L’existence de garanties procédurales est particulièrement importante dans l’examen de la proportionnalité de la révocation de licence litigieuse ; cette révocation correspondait à la sanction la plus lourde selon les dispositions pertinentes du droit national. Dans les affaires telles que la présente espèce, la sévérité de la sanction est un facteur qui appelle un examen plus strict de la part de la Cour ainsi qu’une réduction de la marge d’appréciation.

b) Application au cadre réglementaire en place

La règle selon laquelle les radiodiffuseurs devaient, lorsqu’ils octroyaient un temps d’antenne à un parti ou mouvement politique, faire de même pour les autres partis ou mouvements politiques peut être considérée sous l’angle des conditions posées pour qu’une protection renforcée de la liberté journalistique soit offerte. Les dispositions litigieuses du code n’énonçaient pas que chaque radiodiffuseur devait accorder le même temps d’antenne à tous les partis politiques. L’obligation des radiodiffuseurs consistait à veiller à l’équilibre et au pluralisme sur le plan politique. Il apparaît que l’octroi d’une possibilité de formuler des commentaires ou une réponse aurait pu satisfaire à cette exigence : le droit de réponse est un élément important de la liberté d’expression et il entre dans le champ d’application de l’article 10.

La politique de pluralisme interne contenue dans le code avait été évaluée positivement par des experts du Conseil de l’Europe. Cette politique peut certes être perçue comme relativement stricte ; cependant, la présente espèce se rapporte à une époque antérieure au passage du Moldova à la télévision numérique terrestre. À cette époque, le nombre de fréquences nationales était très limité.
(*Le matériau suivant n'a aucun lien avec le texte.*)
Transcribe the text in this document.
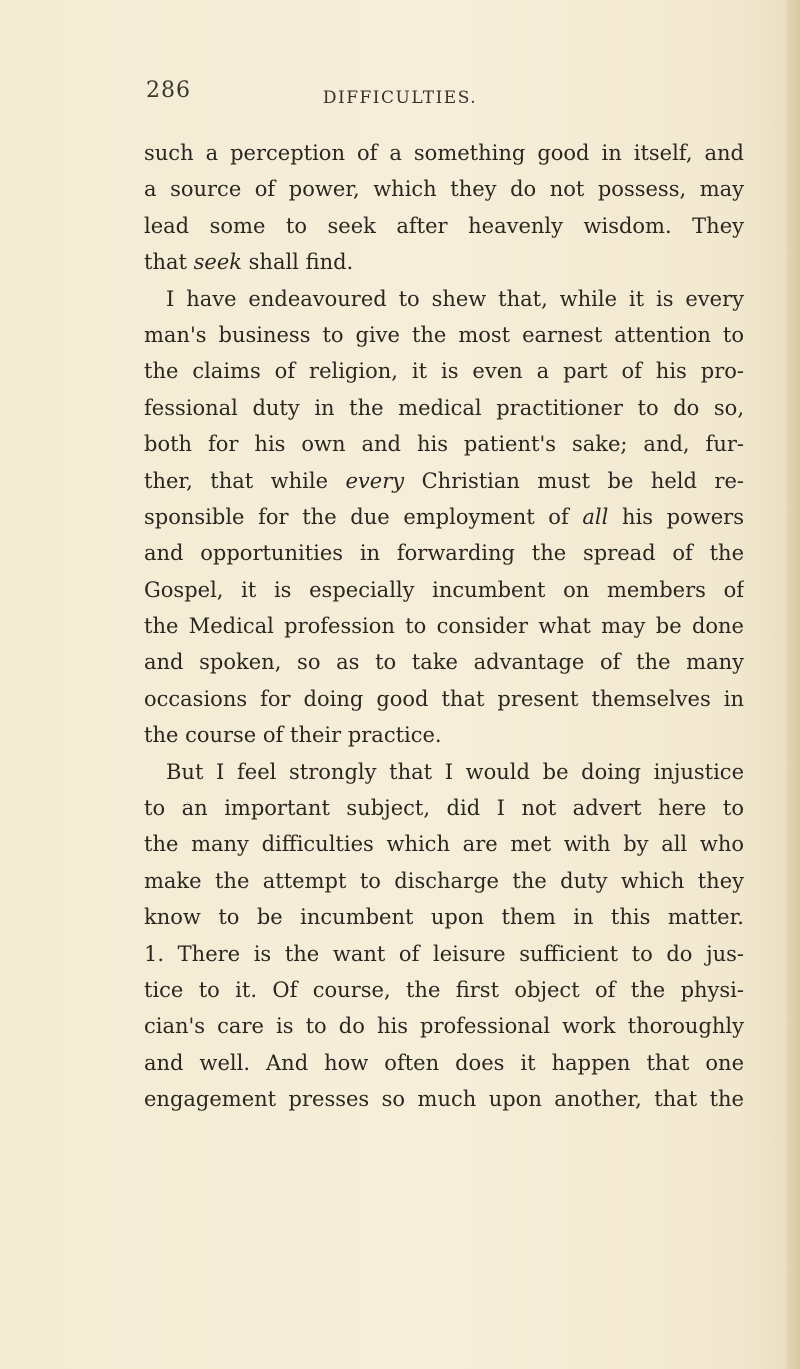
286	DIFFICULTIES.
such a perception of a something good in itself, and
a source of power, which they do not possess, may
lead some to seek after heavenly wisdom. They
that seek shall find.
I have endeavoured to shew that, while it is every
man's business to give the most earnest attention to
the claims of religion, it is even a part of his pro-
fessional duty in the medical practitioner to do so,
both for his own and his patient's sake; and, fur-
ther, that while every Christian must be held re-
sponsible for the due employment of all his powers
and opportunities in forwarding the spread of the
Gospel, it is especially incumbent on members of
the Medical profession to consider what may be done
and spoken, so as to take advantage of the many
occasions for doing good that present themselves in
the course of their practice.
But I feel strongly that I would be doing injustice
to an important subject, did I not advert here to
the many difficulties which are met with by all who
make the attempt to discharge the duty which they
know to be incumbent upon them in this matter.
1. There is the want of leisure sufficient to do jus-
tice to it. Of course, the first object of the physi-
cian's care is to do his professional work thoroughly
and well. And how often does it happen that one
engagement presses so much upon another, that the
De plus, postérieurement à l’élection en 2001 du PCRM, qui était alors devenu le seul parti au pouvoir, et à la situation qui en était résultée dans le domaine des médias, il pesait sur les autorités une forte obligation positive de mettre en place une législation sur la radiodiffusion qui fût apte à garantir la transmission de nouvelles et d’informations exactes et neutres reflétant toute la palette des opinions politiques (Manole et autres c. Moldova). Dans ce contexte, les choix législatifs qui ont sous-tendu l’adoption des dispositions en cause ont été pesés soigneusement et des efforts sérieux ont été déployés au niveau du Parlement pour ménager un juste équilibre entre les intérêts concurrents qui étaient en jeu.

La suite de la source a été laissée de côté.